Germany: The Merkel era draws to an end
With one brisk announcement, “the mightiest woman in Europe became a proverbial lame duck,” said Joachim Dorfs in the Stuttgarter Zeitung. After her center-right Christian Democratic Union party suffered its worst election result since 1966 in the wealthy, central state of Hesse this week, Chancellor Angela Merkel said she would step down as CDU leader this December and would not seek re-election as chancellor in 2021. The normally stoic Merkel, 64, looked almost happy as she announced her impending retirement after 13 years as Germany’s leader and 18 years as CDU chief. “Get ready for the time after me,” she said. In essence, Merkel quit before she could be fired. Her party power base has eroded, and her lawmakers recently ousted her longtime ally Volker Kauder as the conservatives’ floor leader in the German legislature. The Hesse election, like the one in Bavaria two weeks ago, showed that the CDU and its allies are bleeding voters, not only to the far-right Alternative for Germany (AfD) but also to the leftist Greens.

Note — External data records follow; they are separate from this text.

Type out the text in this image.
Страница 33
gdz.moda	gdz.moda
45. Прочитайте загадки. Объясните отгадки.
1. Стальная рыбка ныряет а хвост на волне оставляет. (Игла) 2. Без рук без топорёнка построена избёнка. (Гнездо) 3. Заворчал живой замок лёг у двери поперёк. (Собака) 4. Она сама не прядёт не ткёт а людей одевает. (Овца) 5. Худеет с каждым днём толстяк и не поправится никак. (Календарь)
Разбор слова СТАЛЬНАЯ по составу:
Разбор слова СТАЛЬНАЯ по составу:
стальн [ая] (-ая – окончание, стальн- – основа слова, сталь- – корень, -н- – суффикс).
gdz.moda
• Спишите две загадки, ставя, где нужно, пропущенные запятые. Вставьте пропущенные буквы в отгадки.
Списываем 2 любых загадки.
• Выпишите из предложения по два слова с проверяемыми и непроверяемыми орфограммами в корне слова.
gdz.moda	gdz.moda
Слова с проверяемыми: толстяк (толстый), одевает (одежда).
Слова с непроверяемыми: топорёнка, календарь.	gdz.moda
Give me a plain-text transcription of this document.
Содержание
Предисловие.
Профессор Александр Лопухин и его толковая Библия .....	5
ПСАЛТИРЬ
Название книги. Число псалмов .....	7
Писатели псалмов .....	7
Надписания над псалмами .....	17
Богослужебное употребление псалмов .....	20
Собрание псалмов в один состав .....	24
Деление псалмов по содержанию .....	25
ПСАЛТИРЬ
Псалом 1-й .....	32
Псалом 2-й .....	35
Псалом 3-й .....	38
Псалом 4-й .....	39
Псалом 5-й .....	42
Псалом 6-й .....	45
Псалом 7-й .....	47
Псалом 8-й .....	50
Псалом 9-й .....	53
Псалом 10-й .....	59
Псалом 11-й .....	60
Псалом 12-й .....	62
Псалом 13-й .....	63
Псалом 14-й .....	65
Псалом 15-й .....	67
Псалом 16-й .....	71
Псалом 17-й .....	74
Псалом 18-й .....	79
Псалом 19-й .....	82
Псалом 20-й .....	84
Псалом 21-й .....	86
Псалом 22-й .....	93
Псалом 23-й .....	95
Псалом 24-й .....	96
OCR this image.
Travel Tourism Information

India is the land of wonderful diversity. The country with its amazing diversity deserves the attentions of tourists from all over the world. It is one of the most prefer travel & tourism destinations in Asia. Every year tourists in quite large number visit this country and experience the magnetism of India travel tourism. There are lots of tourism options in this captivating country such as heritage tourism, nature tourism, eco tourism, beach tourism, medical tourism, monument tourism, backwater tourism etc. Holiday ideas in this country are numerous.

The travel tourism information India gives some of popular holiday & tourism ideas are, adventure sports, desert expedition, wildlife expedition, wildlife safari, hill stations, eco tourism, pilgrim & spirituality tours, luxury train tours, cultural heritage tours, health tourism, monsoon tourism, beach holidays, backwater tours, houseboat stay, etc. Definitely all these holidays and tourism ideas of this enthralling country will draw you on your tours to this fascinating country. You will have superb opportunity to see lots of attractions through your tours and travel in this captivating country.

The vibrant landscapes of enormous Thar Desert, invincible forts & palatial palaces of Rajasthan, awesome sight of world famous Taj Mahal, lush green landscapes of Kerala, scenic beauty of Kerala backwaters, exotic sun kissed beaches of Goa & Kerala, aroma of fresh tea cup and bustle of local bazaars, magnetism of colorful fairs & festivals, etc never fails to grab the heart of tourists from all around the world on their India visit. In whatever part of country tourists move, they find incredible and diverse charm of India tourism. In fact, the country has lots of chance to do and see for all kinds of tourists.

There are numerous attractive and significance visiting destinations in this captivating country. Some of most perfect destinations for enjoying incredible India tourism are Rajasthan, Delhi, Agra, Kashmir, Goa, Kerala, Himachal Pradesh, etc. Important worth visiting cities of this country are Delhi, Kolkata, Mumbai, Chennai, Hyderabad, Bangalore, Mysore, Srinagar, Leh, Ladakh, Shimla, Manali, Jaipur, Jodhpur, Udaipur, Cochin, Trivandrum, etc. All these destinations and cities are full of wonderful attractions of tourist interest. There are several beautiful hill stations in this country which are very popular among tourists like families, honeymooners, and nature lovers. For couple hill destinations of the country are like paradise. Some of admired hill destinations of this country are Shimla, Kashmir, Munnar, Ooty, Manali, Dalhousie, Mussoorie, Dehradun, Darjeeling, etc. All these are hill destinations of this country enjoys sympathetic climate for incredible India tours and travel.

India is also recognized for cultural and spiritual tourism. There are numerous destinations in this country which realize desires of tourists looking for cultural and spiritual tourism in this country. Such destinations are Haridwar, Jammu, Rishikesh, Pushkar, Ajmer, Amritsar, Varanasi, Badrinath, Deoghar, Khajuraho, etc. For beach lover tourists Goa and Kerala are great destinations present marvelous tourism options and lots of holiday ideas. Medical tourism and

Merkel’s star has been fading since 2015, said Alexander Jungkunz in Nürnberger Nachrichten, when she single-handedly forced Germans to accept nearly a million asylum seekers from Africa and the Middle East. The consequences of that decision, which she imposed on a reluctant CDU, have dominated politics ever since. Germans have grappled with “the spotty success of integration, the dysfunctional system to deport rejected asylum seekers, and a rise in crime”—committed both by the newcomers and those who hate them. The anger over refugees was quickly exploited by the far-right AfD, with its battle cry of “Merkel must go!”
The leader nicknamed “Mother” was always a pragmatic centrist, said Robert Misik in Die Zeit—the migrant crisis simply exposed her differences with the Right. For more than a decade, she kept Germany steadily and solidly at the center of Europe. She has been “a bulwark” against the increasingly shrill right-wing leaders who have taken power in Italy, Poland, Hungary, and elsewhere, the embodiment of “decency amid the agitation, of quiet amid the yelling.” Unfortunately, she also steered the CDU away from “its heritage and tradition,” said Ulf Poschardt in Die Welt. Under Merkel, the CDU oversaw a phase-out of nuclear power, an end to mandatory military conscription, and a halt to tax cuts—policies that had once been central to the party. The CDU must become a truly conservative party again if it is to “reclaim the Right.”
Merkel says she is “willing” to stay in office until 2021, said Jürgen Kaube in Frankfurter Allgemeine Zeitung. But now that her grand coalition with the center-left Social Democratic Party is faltering, it’s likely that she will be replaced in early elections next year. Supporters and detractors alike will miss her “completely scandal-free,” fair, and democratic leadership. She’d be great in the ceremonial but morally important post of president—and in 2022, that position will be open.